Doyle shook out a mane as black as his own hair. "I have not been in this form since the first weirding."
Rhys came forward and passed a hand down the side of that smooth neck. The horse's body gleamed like some dark jewel.
I started forward, but Frost held me tighter, pressing the back of my nude body against the front of his, but he wasn't excited to be there. He whispered, "It's not over. Can't you feel it?"
"What?"
"Magic," he breathed.
"Pressed this close to you, all I can feel is you. You all feel like magic to me."
He looked down at me then, and I saw a thought in his eyes, as if he hadn't known that before. "Then we make it harder for you to sense other magic?"
I nodded. "Yes."
"That is not good," he said.
I rubbed my body against his, and felt him swell against me, instantly. "I love it," I said, "I love being with you, all of you."

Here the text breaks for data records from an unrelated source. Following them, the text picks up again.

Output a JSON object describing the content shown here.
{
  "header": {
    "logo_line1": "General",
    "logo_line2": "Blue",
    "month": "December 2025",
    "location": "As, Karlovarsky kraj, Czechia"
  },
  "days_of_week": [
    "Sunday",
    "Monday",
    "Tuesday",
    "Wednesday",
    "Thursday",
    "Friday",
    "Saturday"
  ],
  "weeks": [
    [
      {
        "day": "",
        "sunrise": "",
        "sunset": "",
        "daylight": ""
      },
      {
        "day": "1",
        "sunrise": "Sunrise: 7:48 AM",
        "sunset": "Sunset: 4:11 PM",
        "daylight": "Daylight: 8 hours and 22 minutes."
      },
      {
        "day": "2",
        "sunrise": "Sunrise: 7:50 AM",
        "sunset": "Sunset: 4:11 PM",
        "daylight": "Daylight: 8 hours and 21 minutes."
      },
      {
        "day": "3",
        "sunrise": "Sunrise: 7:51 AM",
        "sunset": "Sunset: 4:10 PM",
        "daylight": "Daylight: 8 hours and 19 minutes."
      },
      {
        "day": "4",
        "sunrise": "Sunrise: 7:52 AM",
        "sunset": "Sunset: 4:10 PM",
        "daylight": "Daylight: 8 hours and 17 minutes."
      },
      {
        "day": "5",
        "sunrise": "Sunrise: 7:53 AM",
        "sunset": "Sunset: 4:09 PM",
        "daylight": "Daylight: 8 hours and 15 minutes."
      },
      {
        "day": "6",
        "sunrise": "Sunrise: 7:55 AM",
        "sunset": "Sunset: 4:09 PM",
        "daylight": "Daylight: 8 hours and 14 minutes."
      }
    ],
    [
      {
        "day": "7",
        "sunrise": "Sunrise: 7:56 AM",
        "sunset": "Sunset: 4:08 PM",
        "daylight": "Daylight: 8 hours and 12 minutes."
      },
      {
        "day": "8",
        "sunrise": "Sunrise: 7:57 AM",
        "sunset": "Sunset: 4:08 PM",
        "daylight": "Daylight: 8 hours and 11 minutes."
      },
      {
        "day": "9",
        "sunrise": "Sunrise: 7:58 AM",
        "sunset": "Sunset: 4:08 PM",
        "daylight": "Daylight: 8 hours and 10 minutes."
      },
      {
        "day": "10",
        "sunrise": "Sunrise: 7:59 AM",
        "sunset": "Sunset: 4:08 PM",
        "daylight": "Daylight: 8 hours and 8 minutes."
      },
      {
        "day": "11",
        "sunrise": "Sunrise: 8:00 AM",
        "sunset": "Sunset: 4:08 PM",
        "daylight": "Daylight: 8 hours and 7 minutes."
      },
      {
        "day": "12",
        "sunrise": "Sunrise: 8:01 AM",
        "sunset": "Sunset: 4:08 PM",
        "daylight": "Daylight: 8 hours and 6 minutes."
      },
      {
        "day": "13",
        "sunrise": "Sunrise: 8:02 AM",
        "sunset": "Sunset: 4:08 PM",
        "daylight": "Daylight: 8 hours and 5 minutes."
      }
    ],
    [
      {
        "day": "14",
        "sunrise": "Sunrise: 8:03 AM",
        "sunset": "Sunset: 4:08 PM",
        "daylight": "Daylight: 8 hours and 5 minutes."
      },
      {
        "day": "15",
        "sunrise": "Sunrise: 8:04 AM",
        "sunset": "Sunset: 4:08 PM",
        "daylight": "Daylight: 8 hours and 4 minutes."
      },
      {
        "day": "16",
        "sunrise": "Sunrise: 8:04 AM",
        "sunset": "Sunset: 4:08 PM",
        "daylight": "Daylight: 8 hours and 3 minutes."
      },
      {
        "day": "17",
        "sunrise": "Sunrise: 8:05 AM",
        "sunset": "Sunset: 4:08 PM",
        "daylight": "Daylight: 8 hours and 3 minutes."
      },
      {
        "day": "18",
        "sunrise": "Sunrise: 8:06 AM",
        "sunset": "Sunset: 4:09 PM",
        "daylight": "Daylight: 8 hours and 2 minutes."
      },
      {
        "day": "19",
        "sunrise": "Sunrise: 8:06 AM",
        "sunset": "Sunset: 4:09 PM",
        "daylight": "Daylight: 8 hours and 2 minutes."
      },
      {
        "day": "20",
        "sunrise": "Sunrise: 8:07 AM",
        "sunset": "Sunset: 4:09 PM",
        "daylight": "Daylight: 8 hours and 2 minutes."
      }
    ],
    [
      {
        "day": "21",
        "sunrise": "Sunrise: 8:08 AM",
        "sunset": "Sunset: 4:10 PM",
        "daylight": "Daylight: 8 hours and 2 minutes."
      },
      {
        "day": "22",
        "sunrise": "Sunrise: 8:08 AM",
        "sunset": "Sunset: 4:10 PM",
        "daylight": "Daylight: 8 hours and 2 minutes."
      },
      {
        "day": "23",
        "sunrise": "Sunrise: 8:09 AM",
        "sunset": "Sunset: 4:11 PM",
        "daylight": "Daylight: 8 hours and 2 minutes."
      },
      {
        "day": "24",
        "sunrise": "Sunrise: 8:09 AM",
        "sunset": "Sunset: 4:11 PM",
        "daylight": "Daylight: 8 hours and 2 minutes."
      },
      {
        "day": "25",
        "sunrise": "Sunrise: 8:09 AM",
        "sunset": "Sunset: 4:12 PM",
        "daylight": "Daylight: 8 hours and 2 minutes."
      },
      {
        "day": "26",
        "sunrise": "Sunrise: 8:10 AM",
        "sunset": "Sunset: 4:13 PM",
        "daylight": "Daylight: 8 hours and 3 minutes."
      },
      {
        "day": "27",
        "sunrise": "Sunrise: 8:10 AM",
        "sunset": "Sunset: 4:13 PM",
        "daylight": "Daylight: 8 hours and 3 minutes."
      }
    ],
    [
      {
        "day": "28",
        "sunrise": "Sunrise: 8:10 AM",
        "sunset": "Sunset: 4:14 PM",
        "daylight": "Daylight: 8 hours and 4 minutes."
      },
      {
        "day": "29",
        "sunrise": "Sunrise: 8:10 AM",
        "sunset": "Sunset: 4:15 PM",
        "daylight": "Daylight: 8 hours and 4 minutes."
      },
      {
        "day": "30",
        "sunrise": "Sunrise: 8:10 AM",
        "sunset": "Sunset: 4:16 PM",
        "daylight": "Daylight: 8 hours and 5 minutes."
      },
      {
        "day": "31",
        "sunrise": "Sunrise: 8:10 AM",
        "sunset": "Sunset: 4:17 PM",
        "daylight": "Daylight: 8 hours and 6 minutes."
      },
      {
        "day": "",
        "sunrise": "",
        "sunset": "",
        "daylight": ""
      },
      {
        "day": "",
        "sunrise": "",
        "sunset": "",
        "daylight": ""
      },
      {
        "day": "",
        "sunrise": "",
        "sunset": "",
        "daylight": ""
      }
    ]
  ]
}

I don't know what he would have said, because the horse tried to rear and found there was no room. It rose above us like some black demon, hooves slicing the air. Rhys threw himself backward, rolling across the floor to end up against the others' legs.
The great form seemed to spread like a black coat, opening down the middle. Black wings stretched out of that opening, and the horse's form faded into smoke, or black mist. When the mist cleared there was a huge black eagle standing on the carpet. Its outspread wings must have been eight feet, maybe more. One wing brushed the far wall and folded against it. There simply wasn't room.
Standing, the bird was almost as tall as I was. I'd never been that close to anything that large that was supposed to be a bird. It cocked a head at me, and I saw those black-on-black eyes, and strangely, the look was still Doyle.
Rhys had regained his feet. "An eagle, cool. I never knew you were a bird."
The ebony beak opened, flashing paler colors. "I have never been this." The words sounded even higher-pitched yet, as if it were a voice meant for eagle screams, not human speech.
No one tried to get closer this time. No one tried to touch him. He folded his wings in against his body for only a moment, then they spread wide again, and the thick breast opened, like a coat, and Doyle stepped out in a swirl of darkness that moved like smoke but smelled like mist.